(NewsNation) — The United States is no stranger to strong hurricanes that can cause billions in damage.
Data shows these storms have become stronger worldwide during the past four decades, according to The New York Times. Scientists say the reason for these more “intense” and “destructive” storms is climate change.
Hurricanes are also becoming costlier, according to the National Oceanic and Atmospheric Administration and National Hurricane Center.
Data shows that four out of the five costliest storms in the U.S. have occurred in the last 10 years.

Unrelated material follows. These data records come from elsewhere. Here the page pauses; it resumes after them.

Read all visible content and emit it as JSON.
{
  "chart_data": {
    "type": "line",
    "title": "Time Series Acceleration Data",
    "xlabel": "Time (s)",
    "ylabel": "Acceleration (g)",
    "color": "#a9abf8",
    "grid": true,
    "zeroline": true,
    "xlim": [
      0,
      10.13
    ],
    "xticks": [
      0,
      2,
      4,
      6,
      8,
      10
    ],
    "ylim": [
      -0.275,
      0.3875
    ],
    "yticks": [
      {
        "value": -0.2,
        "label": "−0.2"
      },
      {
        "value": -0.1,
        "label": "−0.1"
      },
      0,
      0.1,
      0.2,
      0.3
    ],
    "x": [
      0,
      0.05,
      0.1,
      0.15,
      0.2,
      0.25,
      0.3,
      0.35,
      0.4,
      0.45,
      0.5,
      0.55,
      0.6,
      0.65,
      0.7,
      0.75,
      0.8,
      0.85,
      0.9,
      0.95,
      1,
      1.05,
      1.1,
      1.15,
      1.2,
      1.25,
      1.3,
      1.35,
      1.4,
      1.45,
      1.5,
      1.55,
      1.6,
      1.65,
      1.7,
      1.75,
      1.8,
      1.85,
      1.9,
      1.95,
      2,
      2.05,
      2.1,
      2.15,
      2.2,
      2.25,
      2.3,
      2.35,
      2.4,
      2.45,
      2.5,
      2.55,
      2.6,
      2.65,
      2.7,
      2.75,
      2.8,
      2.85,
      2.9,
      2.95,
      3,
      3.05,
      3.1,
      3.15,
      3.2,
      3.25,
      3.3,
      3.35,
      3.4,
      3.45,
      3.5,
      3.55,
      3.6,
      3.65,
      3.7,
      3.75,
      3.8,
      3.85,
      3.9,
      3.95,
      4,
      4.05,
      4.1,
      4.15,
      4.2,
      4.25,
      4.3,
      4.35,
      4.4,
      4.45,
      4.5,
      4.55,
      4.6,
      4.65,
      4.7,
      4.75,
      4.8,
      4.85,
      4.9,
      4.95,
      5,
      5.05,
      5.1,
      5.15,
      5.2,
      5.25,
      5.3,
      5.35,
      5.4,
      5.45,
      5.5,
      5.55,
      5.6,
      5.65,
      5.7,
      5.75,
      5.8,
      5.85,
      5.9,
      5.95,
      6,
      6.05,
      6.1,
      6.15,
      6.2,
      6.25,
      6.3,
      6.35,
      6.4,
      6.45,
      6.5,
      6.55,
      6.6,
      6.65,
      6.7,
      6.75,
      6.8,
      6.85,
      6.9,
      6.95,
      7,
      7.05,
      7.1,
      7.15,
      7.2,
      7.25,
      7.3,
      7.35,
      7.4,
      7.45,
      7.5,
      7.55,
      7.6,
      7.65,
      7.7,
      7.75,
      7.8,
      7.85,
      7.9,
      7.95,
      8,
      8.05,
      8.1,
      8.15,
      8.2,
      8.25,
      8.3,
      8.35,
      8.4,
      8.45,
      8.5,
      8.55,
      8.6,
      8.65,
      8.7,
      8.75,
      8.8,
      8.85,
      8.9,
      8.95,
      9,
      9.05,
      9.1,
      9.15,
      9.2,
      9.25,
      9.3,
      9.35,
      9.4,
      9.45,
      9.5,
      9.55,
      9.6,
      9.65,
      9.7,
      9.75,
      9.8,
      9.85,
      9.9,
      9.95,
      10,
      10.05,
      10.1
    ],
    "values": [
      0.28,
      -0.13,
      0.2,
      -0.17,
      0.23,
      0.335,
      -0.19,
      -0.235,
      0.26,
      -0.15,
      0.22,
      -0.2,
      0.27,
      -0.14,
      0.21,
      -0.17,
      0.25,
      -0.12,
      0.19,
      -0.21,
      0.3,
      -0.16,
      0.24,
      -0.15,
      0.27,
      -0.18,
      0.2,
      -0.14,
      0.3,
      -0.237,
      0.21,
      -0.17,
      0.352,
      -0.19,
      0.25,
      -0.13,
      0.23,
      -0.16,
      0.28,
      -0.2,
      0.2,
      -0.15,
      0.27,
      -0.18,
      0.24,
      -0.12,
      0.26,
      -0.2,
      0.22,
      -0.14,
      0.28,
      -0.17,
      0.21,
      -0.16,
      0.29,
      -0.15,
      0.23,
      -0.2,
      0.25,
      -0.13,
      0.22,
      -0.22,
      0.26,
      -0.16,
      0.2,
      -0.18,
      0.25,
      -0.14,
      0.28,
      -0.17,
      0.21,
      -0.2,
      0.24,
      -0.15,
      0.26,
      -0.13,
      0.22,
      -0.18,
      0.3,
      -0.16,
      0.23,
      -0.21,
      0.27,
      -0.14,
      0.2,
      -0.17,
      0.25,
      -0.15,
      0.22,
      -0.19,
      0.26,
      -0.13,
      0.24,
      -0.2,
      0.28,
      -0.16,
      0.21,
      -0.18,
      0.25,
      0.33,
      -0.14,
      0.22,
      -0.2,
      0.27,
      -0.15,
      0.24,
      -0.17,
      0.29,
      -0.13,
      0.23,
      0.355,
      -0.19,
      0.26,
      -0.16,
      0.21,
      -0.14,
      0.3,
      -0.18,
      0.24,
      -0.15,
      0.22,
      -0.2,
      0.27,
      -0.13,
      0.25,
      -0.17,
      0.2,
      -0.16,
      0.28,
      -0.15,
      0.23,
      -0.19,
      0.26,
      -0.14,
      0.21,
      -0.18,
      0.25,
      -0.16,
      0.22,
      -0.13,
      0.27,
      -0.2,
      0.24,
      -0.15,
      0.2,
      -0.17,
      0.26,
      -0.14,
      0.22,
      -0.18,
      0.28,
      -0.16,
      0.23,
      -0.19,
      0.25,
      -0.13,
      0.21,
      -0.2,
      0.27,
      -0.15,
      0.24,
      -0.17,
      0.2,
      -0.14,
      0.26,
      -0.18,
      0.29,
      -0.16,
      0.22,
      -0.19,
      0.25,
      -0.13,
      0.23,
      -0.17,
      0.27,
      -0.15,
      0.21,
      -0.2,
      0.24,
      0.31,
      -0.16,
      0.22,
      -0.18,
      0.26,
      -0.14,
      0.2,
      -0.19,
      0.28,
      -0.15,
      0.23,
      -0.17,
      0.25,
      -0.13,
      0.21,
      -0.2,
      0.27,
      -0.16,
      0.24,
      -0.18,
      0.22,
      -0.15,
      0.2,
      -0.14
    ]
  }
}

The five costliest storms, adjusted for the 2022 Consumer Price Index:
- Hurricane Katrina ($186.3B, 2005)
- Hurricane Harvey ($148.8B, 2017)
- Hurricane Maria ($107.1B, 2017)
- Hurricane Sandy ($81.9B, 2012)
- Hurricane Ida ($78.7B, 2021)
One notable storm, Hurricane Andrew, caused about $26 billion in damages, and $15 billion in insurance costs, according to ABC Action News in Tampa Bay. Factoring in inflation, those damages today would be about $50 billion. With rapid population growth, that price soars to $120 billion, ABC Action News reported.
Currently, one of the latest storms of 2022, Hurricane Ian, is heading to Florida after passing through Cuba. As of Tuesday morning, it is considered a Category 3 storm, though it’s expected to make landfall as a Category 4 hurricane.